Mi sono innamorata di Trapani, del suo vento, della sua bellezza struggente, delle sue saline, dei suoi bar ospitali, delle persone e dei loro sorrisi, perché ci sono migliaia di persone e sorrisi che ti fanno capire che loro non vogliono, non ci stanno, non sono conniventi eppure anche Trapani mi fu interdetta da questo diffuso senso della mafiosità.

Di Falcone si parlava anche male: voleva farsi bello, voleva portare la Sicilia a credere che si salvasse e lui faceva la prima donna. Buscetta aveva già parlato, si era concluso il maxi processo, c’era stato già l’attentato all’Addaura. Eh sì quella se li è fatta mettere lui (la bomba) per fare il martire!

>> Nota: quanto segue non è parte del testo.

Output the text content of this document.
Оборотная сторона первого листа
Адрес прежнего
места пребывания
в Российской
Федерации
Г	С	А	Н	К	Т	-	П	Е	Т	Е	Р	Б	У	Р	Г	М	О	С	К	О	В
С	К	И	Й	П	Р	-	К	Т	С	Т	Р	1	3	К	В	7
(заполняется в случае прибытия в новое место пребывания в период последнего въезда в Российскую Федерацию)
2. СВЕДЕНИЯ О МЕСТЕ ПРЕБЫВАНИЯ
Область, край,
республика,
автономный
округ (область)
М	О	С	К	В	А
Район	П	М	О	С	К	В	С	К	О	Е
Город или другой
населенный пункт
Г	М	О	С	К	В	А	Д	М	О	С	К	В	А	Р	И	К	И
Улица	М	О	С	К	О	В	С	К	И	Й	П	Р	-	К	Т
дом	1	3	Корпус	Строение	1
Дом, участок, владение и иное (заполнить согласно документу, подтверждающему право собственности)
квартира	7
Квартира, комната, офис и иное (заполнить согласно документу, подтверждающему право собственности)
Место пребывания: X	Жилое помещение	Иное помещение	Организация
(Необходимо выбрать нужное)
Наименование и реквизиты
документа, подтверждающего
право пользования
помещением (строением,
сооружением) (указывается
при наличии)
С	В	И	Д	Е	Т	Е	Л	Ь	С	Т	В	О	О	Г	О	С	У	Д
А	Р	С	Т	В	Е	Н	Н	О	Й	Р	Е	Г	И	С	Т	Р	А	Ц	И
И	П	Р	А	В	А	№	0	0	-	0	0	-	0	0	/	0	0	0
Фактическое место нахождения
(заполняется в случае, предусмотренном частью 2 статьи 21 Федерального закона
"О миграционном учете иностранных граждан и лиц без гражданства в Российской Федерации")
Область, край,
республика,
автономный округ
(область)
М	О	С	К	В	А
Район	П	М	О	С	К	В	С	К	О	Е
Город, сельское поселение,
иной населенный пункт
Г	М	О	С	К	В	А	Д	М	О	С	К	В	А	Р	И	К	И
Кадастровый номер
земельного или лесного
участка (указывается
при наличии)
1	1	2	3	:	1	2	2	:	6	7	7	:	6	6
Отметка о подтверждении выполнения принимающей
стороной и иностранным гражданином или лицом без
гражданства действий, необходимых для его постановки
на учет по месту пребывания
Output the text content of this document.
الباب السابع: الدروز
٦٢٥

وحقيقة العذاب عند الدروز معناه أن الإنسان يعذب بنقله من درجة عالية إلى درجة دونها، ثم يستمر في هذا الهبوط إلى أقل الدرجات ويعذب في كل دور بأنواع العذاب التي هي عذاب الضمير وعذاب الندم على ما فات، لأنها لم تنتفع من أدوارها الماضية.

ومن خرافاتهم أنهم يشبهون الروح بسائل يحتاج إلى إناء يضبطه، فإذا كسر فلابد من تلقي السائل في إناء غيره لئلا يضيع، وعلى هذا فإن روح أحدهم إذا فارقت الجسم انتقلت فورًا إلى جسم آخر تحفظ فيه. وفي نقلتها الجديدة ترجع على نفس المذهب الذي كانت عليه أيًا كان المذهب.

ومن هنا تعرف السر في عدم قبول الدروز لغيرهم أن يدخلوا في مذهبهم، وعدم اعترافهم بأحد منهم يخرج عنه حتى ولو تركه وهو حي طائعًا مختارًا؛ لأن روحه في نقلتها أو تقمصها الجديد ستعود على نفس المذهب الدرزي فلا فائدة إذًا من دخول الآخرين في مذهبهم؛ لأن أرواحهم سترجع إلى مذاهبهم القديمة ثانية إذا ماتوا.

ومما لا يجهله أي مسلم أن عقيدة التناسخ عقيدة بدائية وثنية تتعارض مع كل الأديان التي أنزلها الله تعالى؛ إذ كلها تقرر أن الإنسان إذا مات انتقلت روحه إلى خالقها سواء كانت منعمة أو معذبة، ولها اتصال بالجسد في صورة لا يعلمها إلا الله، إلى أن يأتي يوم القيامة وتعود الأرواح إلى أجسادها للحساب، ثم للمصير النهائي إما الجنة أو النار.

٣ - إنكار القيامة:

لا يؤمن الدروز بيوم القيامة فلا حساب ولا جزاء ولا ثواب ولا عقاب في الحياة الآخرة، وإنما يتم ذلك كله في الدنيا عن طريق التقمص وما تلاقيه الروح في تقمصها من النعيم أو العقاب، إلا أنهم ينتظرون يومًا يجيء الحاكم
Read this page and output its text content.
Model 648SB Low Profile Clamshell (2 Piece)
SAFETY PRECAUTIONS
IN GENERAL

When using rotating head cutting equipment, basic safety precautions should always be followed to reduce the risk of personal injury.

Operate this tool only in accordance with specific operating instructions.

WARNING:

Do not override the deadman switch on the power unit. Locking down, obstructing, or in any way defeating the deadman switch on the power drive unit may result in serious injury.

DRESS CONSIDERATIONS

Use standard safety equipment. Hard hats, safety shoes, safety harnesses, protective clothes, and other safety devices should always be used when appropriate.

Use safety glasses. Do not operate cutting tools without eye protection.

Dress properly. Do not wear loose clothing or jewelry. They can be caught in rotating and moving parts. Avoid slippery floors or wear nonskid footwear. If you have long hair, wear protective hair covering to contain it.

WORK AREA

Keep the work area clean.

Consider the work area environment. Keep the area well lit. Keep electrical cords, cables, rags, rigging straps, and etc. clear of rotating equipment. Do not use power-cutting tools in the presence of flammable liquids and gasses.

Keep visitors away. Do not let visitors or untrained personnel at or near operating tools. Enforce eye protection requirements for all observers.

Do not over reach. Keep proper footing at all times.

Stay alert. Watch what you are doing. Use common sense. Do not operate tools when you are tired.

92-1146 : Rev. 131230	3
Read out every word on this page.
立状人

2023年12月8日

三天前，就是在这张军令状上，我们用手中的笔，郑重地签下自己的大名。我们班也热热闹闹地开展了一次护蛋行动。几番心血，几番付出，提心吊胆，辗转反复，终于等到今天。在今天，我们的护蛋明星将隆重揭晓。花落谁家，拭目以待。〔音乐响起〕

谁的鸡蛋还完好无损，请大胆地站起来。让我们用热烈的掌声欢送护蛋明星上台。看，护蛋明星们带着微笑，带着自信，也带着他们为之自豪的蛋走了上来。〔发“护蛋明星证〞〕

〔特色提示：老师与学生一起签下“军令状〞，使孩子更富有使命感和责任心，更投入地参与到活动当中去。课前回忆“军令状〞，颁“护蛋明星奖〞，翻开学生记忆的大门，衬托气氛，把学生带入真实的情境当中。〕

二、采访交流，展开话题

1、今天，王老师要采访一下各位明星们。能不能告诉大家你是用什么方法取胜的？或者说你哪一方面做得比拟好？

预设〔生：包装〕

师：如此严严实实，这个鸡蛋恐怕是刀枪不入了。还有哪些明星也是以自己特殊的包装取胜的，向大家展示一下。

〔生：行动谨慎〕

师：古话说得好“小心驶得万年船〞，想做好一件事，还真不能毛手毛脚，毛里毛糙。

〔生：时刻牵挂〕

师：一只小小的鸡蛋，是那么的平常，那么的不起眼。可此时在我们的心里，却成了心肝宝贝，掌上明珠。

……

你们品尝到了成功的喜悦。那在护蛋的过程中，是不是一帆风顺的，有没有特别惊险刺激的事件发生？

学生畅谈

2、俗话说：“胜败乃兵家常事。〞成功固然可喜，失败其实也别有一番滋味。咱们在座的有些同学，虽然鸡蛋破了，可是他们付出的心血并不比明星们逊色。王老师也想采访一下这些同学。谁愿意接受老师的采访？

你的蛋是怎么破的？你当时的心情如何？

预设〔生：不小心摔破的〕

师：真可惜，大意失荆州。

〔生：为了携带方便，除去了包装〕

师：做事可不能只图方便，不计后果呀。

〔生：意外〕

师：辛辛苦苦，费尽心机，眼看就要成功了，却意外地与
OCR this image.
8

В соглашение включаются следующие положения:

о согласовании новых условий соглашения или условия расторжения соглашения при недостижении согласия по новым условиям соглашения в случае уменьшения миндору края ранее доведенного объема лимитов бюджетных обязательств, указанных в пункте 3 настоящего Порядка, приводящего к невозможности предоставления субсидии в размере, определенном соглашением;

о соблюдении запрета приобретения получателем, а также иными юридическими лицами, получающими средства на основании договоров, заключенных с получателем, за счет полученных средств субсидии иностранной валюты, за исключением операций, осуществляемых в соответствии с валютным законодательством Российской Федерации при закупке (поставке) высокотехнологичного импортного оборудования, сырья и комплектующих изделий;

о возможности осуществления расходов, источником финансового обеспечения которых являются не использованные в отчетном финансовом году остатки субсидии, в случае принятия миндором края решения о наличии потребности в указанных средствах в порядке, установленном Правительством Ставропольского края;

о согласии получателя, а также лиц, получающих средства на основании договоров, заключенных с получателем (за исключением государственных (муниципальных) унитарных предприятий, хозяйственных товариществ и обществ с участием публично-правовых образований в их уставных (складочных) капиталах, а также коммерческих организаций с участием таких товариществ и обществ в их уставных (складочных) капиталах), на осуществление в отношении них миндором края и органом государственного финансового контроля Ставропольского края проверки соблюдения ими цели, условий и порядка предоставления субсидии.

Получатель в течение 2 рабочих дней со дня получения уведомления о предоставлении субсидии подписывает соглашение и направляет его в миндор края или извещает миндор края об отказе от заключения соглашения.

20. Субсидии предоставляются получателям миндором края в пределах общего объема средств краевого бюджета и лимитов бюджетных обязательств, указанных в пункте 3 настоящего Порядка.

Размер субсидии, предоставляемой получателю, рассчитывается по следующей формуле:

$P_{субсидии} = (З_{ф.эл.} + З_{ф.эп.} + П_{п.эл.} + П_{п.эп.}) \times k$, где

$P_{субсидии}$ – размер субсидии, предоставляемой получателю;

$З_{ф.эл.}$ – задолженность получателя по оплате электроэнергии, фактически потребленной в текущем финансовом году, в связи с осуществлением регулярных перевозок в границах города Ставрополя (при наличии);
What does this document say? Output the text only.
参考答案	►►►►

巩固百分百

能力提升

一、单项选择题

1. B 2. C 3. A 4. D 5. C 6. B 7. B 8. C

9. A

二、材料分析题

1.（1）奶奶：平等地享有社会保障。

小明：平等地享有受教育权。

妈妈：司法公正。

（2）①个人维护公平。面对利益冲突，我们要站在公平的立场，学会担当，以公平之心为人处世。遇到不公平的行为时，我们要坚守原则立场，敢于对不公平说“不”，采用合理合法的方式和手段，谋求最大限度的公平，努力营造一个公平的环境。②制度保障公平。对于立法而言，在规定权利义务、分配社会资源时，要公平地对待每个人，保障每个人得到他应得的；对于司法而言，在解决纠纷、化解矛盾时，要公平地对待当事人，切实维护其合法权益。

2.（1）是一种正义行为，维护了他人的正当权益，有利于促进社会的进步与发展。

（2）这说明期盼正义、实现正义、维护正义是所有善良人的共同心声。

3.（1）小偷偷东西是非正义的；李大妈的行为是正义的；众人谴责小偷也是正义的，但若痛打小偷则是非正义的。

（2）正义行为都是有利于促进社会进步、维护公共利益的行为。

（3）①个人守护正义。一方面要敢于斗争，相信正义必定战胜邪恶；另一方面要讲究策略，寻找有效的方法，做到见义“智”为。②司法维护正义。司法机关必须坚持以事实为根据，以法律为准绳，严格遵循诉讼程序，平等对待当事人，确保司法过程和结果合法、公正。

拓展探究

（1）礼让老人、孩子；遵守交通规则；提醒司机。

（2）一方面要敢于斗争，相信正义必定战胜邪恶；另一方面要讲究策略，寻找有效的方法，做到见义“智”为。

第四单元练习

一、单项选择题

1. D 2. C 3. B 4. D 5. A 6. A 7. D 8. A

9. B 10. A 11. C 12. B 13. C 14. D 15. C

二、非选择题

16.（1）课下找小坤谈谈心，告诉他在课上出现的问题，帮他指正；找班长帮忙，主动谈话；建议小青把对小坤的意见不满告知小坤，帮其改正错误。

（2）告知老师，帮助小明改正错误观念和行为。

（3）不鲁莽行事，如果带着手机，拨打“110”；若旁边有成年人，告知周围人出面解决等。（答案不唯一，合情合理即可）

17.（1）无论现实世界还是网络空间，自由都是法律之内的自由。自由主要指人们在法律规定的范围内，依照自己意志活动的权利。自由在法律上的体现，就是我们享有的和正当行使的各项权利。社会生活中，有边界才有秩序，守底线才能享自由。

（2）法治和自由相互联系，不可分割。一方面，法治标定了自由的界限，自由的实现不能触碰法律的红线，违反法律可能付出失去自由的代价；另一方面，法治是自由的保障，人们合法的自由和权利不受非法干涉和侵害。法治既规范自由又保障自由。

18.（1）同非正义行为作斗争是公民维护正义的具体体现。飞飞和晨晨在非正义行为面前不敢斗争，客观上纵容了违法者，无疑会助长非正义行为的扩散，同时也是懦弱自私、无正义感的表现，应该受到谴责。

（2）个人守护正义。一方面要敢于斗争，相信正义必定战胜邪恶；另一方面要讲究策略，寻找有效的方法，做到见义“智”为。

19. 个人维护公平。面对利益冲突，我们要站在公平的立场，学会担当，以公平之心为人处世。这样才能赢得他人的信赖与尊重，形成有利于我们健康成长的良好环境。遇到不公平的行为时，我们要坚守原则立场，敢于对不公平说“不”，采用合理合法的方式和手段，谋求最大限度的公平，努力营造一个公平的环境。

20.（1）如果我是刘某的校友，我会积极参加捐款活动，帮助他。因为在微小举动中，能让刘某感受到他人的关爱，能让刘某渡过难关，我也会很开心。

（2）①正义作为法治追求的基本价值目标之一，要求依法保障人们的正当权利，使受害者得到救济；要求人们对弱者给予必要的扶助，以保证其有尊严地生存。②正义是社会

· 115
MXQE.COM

C’è uno spartiacque fra il segreto dell’acqua e il dopo.

Il dopo Capaci

Quel giorno ero a Bologna in una via de’ Chiari già calda, con il desiderio di tuffarmi nel mare blu. Inizialmente la televisione disse solo Capaci, non fece nomi: vidi il baratro, pensai alle mie amicizie palermitane e telefonai già angosciata. Il resto è storia. Quel giorno e poi quello di Borsellino fecero scomparire subito a Visicari la vigilanza, l’indignazione colpì tutti, la partecipazione sconvolta della Palermo onesta ed anche di quella che aveva taciuto e della Sicilia che non aveva riso e brindato con i mafiosi del maxi processo, portò i suoi frutti: davvero per vari anni ho vissuto un’aria diversa, una voglia di riscatto e partecipazione alle cose del mondo.

Dobbiamo questo a Falcone, almeno questo. Al suo voler essere un uomo servitore delle istituzioni e, senza la sua volontà, essere diventato eroe dell’acqua e non solo.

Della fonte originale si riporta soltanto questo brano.